Former Prime Minister, Paul Keating, seems to be losing his marbles in his old age, last night recommending that Australian workers get slugged another levy to cover “geriatric” care for people aged 80-plus:
“We have to have, I believe, a commonwealth insurance scheme for the 80-100s with a calibrated, precise product, which guarantees people income support, aged care and aged accommodation”…
When asked how to fund it Mr Keating suggested: “a longevity levy of a kind — 2 or 3 per cent of wages”…
“You pay it at an early age and it simply goes into a pool.”
Let me get this right. Instead of arguing to broaden Australia’s taxation base by say raising the GST and indirect taxes, and/or implementing taxes on land and minerals, Keating has effectively recommended accentuating Australia’s extreme reliance on inefficient personal income taxes, and in the process making Australia’s diminishing pool of workers shoulder even more of the tax burden?
However, Keating’s war on workers did not end there. He also recommended lifting the compulsory superannuation rate to “at least 12%”.
Needless to say, lifting the superannuation guarantee to 12% would be a retrograde move. Not only would it effectively reduce worker’s disposable income even more, it would also cost the Budget dearly.
Without reforming the system of tax concessions, which taxes superannuation contributions at a flat rate of 15%, higher income earners would gain even bigger tax benefits under Keating’s proposal, whereas those at the lower end of the tax scale would receive minimal benefits (see below table).
Tax concessions on superannuation already cost nearly as much as the Aged Pension ($44.8 billion compared to $44.9 billion for Aged Pension), and are growing more rapidly, meaning they will become an even bigger Budget drain over time.
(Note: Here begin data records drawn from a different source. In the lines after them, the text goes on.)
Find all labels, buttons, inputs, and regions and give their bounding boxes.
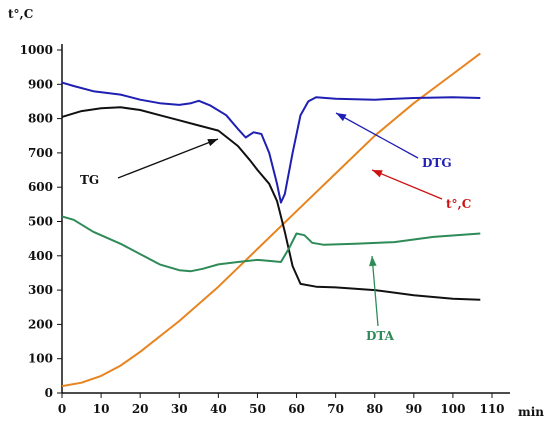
y-tick-label: 0	[45, 386, 53, 400]
series-line-tg	[61, 106, 481, 301]
y-tick-label: 200	[28, 317, 53, 331]
y-tick-label: 500	[28, 215, 53, 229]
x-tick-label: 110	[479, 402, 504, 416]
y-tick-label: 600	[28, 180, 53, 194]
dta-arrow-head	[369, 256, 377, 267]
x-tick-label: 100	[440, 402, 465, 416]
tg-arrow-head	[207, 139, 218, 147]
x-tick-label: 80	[366, 402, 383, 416]
annotation-tg: TG	[80, 173, 99, 187]
dtg-arrow	[335, 112, 419, 159]
y-tick-label: 800	[28, 112, 53, 126]
tg-arrow	[117, 138, 219, 179]
dta-arrow	[371, 255, 379, 327]
y-axis-label: t°,C	[8, 7, 33, 21]
series-line-dtg	[61, 81, 481, 204]
x-tick-label: 50	[249, 402, 266, 416]
x-tick-label: 60	[288, 402, 305, 416]
temperature-arrow-head	[372, 170, 383, 178]
dtg-arrow-head	[336, 113, 347, 122]
y-tick-label: 900	[28, 77, 53, 91]
x-tick-label: 20	[132, 402, 149, 416]
series-line-dta	[61, 215, 481, 273]
plot-series	[61, 52, 481, 388]
annotation-dta: DTA	[366, 329, 395, 343]
x-axis-label: min	[518, 405, 544, 419]
annotation-dtg: DTG	[422, 156, 452, 170]
x-tick-label: 10	[93, 402, 110, 416]
y-tick-label: 400	[28, 249, 53, 263]
y-tick-label: 100	[28, 352, 53, 366]
temperature-arrow	[371, 169, 443, 200]
x-tick-label: 70	[327, 402, 344, 416]
x-tick-label: 90	[405, 402, 422, 416]
y-tick-label: 1000	[20, 43, 53, 57]
annotation-temperature: t°,C	[446, 197, 471, 211]
plot-annotations	[117, 112, 443, 327]
x-tick-label: 30	[171, 402, 188, 416]
series-line-t-c	[61, 52, 481, 388]
y-tick-label: 700	[28, 146, 53, 160]
x-tick-label: 0	[58, 402, 66, 416]
y-tick-label: 300	[28, 283, 53, 297]
plot-axes: 0 100 200 300 400 500 600 700 800 900 1000 0 10 20 30 4…	[20, 43, 510, 416]
x-tick-label: 40	[210, 402, 227, 416]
Keating’s proposal would enlargen the Budget black hole, while doing little to boost superannuation savings for lower income workers – those most likely to be reliant on the Aged Pension.
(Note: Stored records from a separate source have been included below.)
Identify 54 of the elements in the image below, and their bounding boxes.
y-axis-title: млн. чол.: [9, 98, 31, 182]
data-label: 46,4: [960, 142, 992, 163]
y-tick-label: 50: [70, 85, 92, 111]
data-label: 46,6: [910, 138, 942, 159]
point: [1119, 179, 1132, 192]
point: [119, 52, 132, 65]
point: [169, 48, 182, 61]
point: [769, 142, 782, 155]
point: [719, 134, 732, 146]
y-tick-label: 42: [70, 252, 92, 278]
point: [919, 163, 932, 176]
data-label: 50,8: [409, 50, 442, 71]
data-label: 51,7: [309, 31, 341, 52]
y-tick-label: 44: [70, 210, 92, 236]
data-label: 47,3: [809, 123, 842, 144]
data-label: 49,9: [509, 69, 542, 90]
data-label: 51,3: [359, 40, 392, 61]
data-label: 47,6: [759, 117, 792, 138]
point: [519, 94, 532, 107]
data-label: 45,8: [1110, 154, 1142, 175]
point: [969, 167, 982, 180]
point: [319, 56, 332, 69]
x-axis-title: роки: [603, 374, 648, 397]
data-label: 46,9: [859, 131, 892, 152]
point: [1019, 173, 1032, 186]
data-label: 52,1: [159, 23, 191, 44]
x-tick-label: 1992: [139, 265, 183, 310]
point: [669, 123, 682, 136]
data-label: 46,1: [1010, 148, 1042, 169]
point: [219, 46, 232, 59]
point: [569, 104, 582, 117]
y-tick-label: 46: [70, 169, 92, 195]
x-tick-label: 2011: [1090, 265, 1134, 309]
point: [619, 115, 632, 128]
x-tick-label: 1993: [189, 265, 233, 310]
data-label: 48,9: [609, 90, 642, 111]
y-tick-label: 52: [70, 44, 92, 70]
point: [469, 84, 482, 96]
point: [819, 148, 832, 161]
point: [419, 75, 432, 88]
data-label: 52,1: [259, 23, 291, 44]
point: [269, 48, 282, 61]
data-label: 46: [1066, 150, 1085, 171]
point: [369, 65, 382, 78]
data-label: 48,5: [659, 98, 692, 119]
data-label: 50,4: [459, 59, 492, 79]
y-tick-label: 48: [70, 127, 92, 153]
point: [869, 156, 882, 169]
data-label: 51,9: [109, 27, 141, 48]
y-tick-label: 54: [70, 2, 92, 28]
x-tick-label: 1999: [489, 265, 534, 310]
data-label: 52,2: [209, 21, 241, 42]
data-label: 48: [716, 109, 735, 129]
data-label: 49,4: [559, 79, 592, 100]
If Keating was fair dinkum about raising retirement savings, he would instead argue to replace the 15% flat tax with, say, a flat 15% concession. This would have the benefit of: 1) providing all taxpayers with the same taxation concession, thereby improving equity; 2) boosting lower income earners’ super savings, thereby reducing reliance on the Aged Pension; and 3) reducing overall costs to the Federal Budget.